The ‘Heiva’ is a month long celebration of Polynesian culture held in July each year through out the islands. There is some competition going on almost every day – from competitive copra (coconut) husking, to all sorts of outrigger racing, and strongest man and fruit carrying races, along with judged singing and dancing groups from each village on the island. Tourists are welcome, but the total focus is friendly, island wide competitions between the villages and the locals are definitely into it. This picture above is of the ten outriggers that started the long distance 6-man race. They keep this pace up for an hour and half.

HuahineIMG_1373 This is the 12 girls dual outrigger finish in the rain. They take the ama (float) off the outriggers and then lash two canoes together.

huahineIMG_1388 And the mixed 12-man winners. The teams are fielded by each village on the small island.

huahineIMG_1599  Getting ready for 6-man races on the beach at the main village in Huahine, Fare.


If I had a program, I could tell you what town these girls were from by the color of their outrigger.


And just to keep everyone honest, here they are weighing all the competitive outriggers the day before the race.


We went to the dancing and chanting competition on two nights in the large, sand filled arena of Fare.


Except for the headwear this team looked almost Indian.

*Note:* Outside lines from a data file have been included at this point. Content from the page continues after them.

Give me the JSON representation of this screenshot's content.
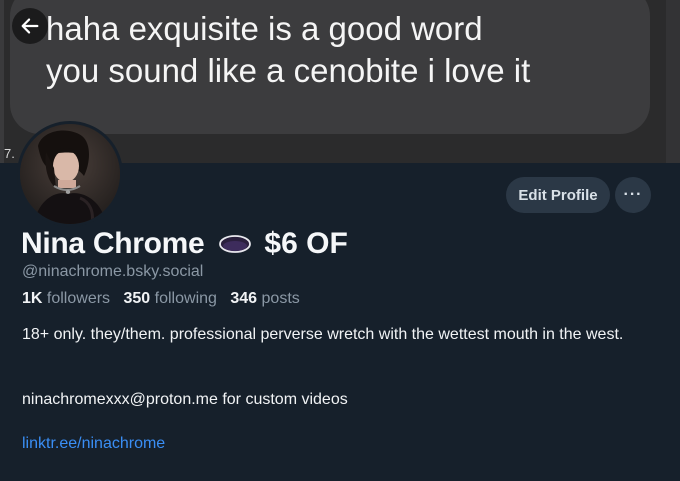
{
  "banner": {
    "message_lines": [
      "haha exquisite is a good word",
      "you sound like a cenobite i love it"
    ],
    "timestamp_fragment": "7."
  },
  "header": {
    "back_icon": "arrow-left-icon"
  },
  "profile": {
    "display_name": "Nina Chrome",
    "emoji_icon": "dark-oval-emoji",
    "name_suffix": "$6 OF",
    "handle": "@ninachrome.bsky.social",
    "followers_count": "1K",
    "followers_label": "followers",
    "following_count": "350",
    "following_label": "following",
    "posts_count": "346",
    "posts_label": "posts",
    "bio": "18+ only. they/them. professional perverse wretch with the wettest mouth in the west.",
    "contact_line": "ninachromexxx@proton.me for custom videos",
    "link_text": "linktr.ee/ninachrome"
  },
  "actions": {
    "edit_profile_label": "Edit Profile",
    "more_label": "···"
  },
  "colors": {
    "page_bg": "#16202b",
    "button_bg": "#2b3846",
    "link": "#3a8ef5",
    "muted_text": "#8b98a5"
  }
}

Without subtitles it was a little difficult to figure what all was going on. At least the colors were photogenic. We think these are the banners for each village, identified by color.


The first night of the dances started about an hour late with some really extensive pre-dance speeches by the dignitaries. This elder seemed to get things going with her speech.



The dancers and the singers seem to be about evenly split between the guys and gals.



Kicking up some sand and enjoying it.



This dance was a real crowd pleaser by the orange team.



We use the dinghy dock in front of the Huahine Yacht Club bar and  restaurant to land and go into town. They also have a daily ‘Happy Hours’, a rare good deal in French Polynesia. A pitcher of the local beer, Hinano, for a little less than $9.00. Of course from the sign you’d think that happy hour started at 5pm. You’d also think that if you read the sign on the other side of the building. Once inside you might spot a small sign on the side wall that says Happy Hours 5:30 to 6:30pm. And in practice, there’s no exceptions – wait your turn at 5:30.


Steve, with the guitar, off of Liward, put together some Saturday night entertainment for the Happy Hours crowd. We met Steve and his wife, Lili, in Shelter Bay, Panama (the first time we went through the Canal, 3 or 4 years ago) where he put together a group called the ‘Shelter Belters’. The singer here is Talulah, who is Paul and Andy’s granddaughter’, visiting them on their boat Talulah Ruby III. She’s off for the summer from music college in England. What an amazing voice. Definitely has the potential to make it big – you heard it here first.